When you have in place an identity management system, it prevents unauthorized access to your resources and systems, preventing exfiltration. IAM should also flag attempted access by unauthorized programs or users, whether these occur from within or outside the perimeter.
Identity management is sometimes used interchangeably with identity and access management, but it’s only part of it in reality.
The broad term of IAM covers not only who’s accessing resources but also what resources they’re accessing. Identity management, by distinction, is about who’s accessing the resources rather than what they’re accessing.
Why Is IAM Important?
IAM streamlines the systems and processes for IT admins to assign digital identities to an entity, authenticate them with the login, and authorize them to access certain resources. It also facilitates monitoring and management of resources throughout the lifecycle.
IAM stands between users and the assets that are critical to them, so it’s an important layer of protection against compromised credentials and stolen passwords that are among the most frequent entry points for hackers who want to steal data or use ransomware.

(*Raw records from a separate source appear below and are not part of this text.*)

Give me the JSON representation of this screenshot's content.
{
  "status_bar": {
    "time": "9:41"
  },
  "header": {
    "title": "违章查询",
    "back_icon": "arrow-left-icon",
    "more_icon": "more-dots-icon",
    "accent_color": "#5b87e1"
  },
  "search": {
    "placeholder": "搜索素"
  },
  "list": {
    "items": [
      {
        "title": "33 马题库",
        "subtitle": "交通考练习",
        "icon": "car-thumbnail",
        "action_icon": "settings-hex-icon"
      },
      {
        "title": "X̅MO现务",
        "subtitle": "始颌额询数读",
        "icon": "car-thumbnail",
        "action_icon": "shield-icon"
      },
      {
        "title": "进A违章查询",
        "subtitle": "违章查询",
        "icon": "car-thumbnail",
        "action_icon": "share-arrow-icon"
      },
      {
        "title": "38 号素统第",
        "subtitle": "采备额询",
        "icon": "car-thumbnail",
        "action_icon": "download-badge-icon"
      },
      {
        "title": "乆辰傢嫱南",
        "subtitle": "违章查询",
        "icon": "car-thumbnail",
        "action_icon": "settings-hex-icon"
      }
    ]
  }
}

When you do IAM well, it gives you frictionless functioning of your digital systems and helps promote productivity.
Your employees can work easily from anywhere, but you still have centralized visibility and management to ensure they only access what they need to do their jobs.
IAM isn’t only for employees either. Organizations are increasingly finding they need to provide secure access for business partners, contractors, and remote and mobile users and clients.

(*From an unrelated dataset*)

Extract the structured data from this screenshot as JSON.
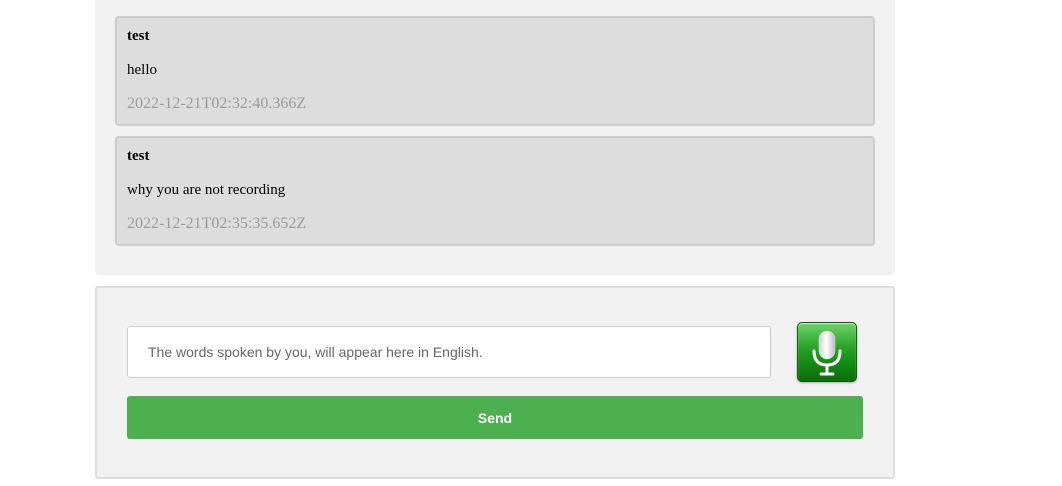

Due to digital transformation, identities are being assigned to devices that make up the Internet of Things, pieces of code like APIs, and robots. The hybrid multi-cloud environment further complicates things and necessitates IAM solutions that keep pace with the world we’re in.
To put it even more succinctly, you need IAM for a combination of security and productivity.
Passwords are often the primary point of failure in traditional security. If you have a user whose password is breached, your organization is entirely vulnerable to attack. With IAM, you reduce the point of failure and put in place tools to catch mistakes before the damage goes further.
As far as productivity, once your employees log into your primary IAM portal, they don’t have to worry about passwords or access levels. Every employee has tailored access to what they need to do their job, which makes things easier for them and reduces the workload on IT teams.
What Are the Components of IAM?
Some of the elements and components of IAM include:
- Users: A IAM user is an identity linked to a credential and the permissions associated with that credential. This might be a person, but a user can also be an application. With IAM, you can create user names for each employee in an organization. Each IAM user may be associated with only one account, and a newly created user wouldn’t be authorized to perform any actions.
- Groups: A collection of users is a group, and you can use these groups to apply permissions to multiple users.
- Policies: The policies underlying IAM set the permission and control access to resources. Policies define who can access what and the actions they can take.
- Roles: The role is a set of permissions that define the allowed actions and the denied actions by an entity.
Features of IAM include:
- Shared access to an account with separate usernames and passwords
- Granular levels of permission
- Multi-factor authentication—this is supported by IAM. With MFA, users provide their username and password plus another element such as a one-time password generated on their phone as an additional factor for authentication.
Comparing Identity Management and Access Management
We briefly touched on this above, but when exploring and explaining IAM, it’s important to distinguish between identity management and access management since they’re grouped together.
A digital identity contains the attributes and information defining a role. Identity management is a means of tracking and managing all the changes to the attributes and entities that might define an identity centrally. These changes can usually only be made by a few people within an organization.
Access management is the authentication of these identities once they’re created. Access management occurs as an identity asks for access to a certain resource, and then decisions are made as to whether or not that access is granted.
Sometimes access management is tiered.
Finally, authentication isn’t the same as authorization. A user might be authorized to be on a corporate network, but that doesn’t mean the identity automatically can access anything throughout the enterprise. The identity attributes determine whether authorization is granted to specific assets or applications.